Applying false lashes


False lashes are all the rave and are here to stay. Unfortunately, strip lashes aren't one-size-fits-all.

When it comes to applying the strands of false lashes individually, you are better off and safer with your beautician but strip lashes has never been this easy.

Here's how to find the ideal lash type for your eye shape, and how to apply them so they look natural and last.

Deep-set eyes: When your eyes are set deeper into the head creating an illusion of a more prominent brow bone. Try lashes that are longer in length at the center of the lashes.

Downturned eyes: When the outer corners of the eyes appear to be drawing downwards. Try a shorter strip lash that is longer in the outer corners to lift your eyes.

Hooded eyes: When the crease on your eyelid isn't visible. Try a thin strip lash in a shorter length.

Prominent eyes: When your eyelids appear projected in the eye socket area. Try balancing your top lashes with strip lashes on the bottom, too, which will give the illusion of pushing back your eyes.

Also, consider if your eyes are close or wide-set.

The close or wide set eye test

Using a pencil, pen or makeup brush, look into a mirror and place your tool from the inner corner of the eye to the outside edge, which will let you measure your eye.

Technically you should be able to fit the width of one of your eyes perfectly in between the two eyes. When you get overlap, i.e. there's less than one eyeball width space apart, you tend to have close-set eyes, so you want to create the illusion of drawing them apart with lashes that are longer at the outer corners.

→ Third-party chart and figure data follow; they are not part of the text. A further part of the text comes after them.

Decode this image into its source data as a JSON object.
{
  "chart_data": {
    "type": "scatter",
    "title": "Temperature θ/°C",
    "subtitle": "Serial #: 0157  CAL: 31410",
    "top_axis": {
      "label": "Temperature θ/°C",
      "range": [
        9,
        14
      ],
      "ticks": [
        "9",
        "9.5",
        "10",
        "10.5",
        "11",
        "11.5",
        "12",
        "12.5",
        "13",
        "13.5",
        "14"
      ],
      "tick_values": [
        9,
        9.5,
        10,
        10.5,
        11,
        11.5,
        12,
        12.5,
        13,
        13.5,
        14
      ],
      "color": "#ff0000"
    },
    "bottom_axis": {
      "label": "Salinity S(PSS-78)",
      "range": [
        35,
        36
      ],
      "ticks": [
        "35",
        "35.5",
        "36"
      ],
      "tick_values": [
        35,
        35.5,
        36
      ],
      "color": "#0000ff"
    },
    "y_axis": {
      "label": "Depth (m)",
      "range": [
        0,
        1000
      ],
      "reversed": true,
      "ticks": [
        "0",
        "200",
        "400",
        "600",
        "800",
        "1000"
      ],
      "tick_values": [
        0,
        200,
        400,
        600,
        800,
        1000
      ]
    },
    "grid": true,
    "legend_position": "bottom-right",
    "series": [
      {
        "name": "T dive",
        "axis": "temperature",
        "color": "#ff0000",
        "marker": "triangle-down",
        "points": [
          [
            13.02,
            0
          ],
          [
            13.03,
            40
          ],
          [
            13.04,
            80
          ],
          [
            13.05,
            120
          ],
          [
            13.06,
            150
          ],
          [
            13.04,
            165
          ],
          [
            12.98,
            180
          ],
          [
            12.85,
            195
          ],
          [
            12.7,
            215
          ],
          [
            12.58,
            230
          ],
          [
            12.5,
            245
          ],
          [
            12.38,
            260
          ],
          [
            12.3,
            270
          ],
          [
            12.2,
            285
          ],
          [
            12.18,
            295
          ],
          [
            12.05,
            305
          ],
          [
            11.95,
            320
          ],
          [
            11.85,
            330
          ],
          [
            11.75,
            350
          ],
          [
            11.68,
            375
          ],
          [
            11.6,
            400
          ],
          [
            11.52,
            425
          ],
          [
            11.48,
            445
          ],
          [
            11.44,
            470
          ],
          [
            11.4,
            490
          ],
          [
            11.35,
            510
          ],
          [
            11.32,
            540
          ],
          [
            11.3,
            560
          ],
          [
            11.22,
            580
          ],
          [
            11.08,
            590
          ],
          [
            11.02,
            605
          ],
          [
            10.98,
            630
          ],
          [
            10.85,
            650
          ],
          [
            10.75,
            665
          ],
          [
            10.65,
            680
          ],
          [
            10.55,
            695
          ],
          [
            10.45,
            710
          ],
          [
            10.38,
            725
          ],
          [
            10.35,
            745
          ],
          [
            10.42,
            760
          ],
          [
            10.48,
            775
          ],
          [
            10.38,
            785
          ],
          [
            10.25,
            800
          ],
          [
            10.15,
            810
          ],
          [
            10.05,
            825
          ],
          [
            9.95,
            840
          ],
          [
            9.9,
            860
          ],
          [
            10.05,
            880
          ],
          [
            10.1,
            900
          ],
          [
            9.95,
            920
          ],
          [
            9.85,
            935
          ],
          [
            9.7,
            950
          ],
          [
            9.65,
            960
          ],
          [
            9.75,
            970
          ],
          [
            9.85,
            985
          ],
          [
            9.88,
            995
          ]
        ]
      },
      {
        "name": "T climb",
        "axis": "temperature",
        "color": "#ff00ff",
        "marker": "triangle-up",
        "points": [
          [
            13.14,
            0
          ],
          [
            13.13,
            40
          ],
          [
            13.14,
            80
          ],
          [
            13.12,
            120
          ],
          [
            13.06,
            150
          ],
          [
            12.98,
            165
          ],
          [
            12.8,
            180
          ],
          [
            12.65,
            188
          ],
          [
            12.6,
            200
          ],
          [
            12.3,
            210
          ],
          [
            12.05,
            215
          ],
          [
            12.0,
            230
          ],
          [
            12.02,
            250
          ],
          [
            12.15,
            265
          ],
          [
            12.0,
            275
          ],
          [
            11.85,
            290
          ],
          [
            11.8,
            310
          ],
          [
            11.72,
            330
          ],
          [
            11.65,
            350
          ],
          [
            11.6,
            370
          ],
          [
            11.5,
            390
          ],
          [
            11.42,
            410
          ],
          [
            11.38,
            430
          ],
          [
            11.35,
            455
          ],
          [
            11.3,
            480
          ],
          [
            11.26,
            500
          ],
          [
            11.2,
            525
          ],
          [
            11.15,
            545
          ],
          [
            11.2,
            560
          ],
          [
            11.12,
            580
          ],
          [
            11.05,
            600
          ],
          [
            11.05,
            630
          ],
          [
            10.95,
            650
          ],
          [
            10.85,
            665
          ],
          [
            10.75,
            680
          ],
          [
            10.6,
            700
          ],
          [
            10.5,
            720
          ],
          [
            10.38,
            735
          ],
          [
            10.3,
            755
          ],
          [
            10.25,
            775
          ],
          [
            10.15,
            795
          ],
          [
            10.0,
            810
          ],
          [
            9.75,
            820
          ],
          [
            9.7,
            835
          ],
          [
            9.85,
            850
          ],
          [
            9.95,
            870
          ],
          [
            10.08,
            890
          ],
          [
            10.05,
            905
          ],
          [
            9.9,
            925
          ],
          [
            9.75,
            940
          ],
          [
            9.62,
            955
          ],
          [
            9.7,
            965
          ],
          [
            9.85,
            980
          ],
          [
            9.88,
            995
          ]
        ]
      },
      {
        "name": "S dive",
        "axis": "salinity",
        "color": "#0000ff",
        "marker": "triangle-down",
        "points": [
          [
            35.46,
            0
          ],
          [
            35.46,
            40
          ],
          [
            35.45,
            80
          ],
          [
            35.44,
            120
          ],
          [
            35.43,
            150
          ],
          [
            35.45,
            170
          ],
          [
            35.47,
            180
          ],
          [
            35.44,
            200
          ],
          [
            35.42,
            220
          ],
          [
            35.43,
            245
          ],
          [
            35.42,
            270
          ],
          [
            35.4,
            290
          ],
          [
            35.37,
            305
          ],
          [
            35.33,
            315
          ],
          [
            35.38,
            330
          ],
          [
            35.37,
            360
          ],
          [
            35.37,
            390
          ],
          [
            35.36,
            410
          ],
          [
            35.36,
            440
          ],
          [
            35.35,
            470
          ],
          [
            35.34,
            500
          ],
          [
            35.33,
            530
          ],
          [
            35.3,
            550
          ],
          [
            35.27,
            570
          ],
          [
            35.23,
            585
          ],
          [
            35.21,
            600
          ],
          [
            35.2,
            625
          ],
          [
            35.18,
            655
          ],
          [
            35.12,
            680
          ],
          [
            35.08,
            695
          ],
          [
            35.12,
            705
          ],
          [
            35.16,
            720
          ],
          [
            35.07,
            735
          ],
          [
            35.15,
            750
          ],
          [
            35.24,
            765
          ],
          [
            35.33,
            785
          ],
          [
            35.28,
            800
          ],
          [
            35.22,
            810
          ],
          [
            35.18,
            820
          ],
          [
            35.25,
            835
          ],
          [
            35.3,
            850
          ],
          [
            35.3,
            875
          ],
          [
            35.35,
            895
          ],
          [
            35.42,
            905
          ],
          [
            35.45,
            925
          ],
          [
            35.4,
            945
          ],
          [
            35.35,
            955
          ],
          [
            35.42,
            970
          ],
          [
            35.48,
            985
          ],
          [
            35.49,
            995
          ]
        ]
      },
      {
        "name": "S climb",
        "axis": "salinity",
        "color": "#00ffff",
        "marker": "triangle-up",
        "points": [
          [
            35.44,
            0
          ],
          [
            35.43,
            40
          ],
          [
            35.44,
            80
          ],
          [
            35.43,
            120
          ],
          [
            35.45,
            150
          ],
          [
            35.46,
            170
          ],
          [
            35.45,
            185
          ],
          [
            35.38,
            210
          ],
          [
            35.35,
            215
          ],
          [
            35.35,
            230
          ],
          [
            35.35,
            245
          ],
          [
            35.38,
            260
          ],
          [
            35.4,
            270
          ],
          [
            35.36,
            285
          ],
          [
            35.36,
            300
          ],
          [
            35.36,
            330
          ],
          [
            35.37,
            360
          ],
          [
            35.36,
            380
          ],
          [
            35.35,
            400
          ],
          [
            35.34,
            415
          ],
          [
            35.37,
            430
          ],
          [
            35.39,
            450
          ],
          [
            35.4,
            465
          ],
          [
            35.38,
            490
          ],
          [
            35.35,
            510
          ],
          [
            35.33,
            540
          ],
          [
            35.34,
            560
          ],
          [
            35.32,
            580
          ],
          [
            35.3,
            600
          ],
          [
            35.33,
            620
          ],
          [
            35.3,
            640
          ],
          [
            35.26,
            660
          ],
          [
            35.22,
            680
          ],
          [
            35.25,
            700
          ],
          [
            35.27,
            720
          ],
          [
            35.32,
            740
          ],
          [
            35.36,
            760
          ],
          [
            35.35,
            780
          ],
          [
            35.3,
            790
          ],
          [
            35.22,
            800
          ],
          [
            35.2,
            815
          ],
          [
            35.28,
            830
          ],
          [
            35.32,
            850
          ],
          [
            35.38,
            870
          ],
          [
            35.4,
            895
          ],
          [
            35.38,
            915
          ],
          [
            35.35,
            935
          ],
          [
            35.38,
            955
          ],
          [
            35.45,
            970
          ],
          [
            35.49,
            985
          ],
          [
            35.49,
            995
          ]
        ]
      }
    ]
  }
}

If the space is bigger than one eyeball width, you have wide-set eyes and want the emphasis to be towards the center and inner corner of the lashes to draw the eyes together.

Removing the lashes from their case

Hold them in the packet under your nose with the lashes facing outwards; this will identify the left and right lashes, as they're not always marked. To remove always peel them from the outer edge, never from the inner corner.

If you bend one section of lashes on the outside it doesn't matter, as it's more than likely you'll be trimming them off to fit your eyes anyway. If you bend or break the lash from the inner corner, it matters! Gently tease it out using your fingers or tweezers and rest the lashes back in the box.

Measure up the lashes

Rest the strip lash along your lash line to see whether you need to trim it to size. The strip should start where your natural bulk of eyelashes begin; if you start too close to the inner corner it will irritate your eyes.

To mark where your strip lashes should end, go to the outer corner and count 2 to 4 lashes inwards. If you have them hanging over, it can pull the eyes down.

Trimming the lashes to desired size

If you have to trim your lashes to fit, remember to do it from the outside edge and don't cut through the lashes, always cut them at the vein. If you cut upwards you'll chop half of other lashes off you wanted to keep.

Preventing pop ups

Sometime lashes can flatten when you take them out of the box and therefore pop up at the inner or outer corners once applied.

To avoid this, roll the lashes around your finger, a makeup brush, pen or cotton bud and leave for a minute, this will help them remain more curved in shape.

Applying the glue correctly

Dot a thin layer of glue straight from the adhesive applicator, along the vein of the lash, from corner to corner. Wait a few seconds for it to go tacky before application. If you want super long-lasting application do the 'double adhesive' technique by applying some dots of glue along your lash line as well as on the lashes.

Where to apply the lashes

Remembering to place them where your natural bulk of eyelashes begin, look down and press the strip lash against your lash line in the center, the outer edge and the inner corner.

Bonding the lashes

Having mascara to start with lets you pinch and push your natural lashes and the false lashes together so they set well. Squeeze the strip lash down onto the natural lashes so you don't end up with a strip of skin between your lashes and the false lashes. Carefully use eyelash tweezers or simply your fingertips.

Create uplifts

If you want to create more uplift with your lashes, finish by gently pushing against the lashes at the edge of the inner lash line.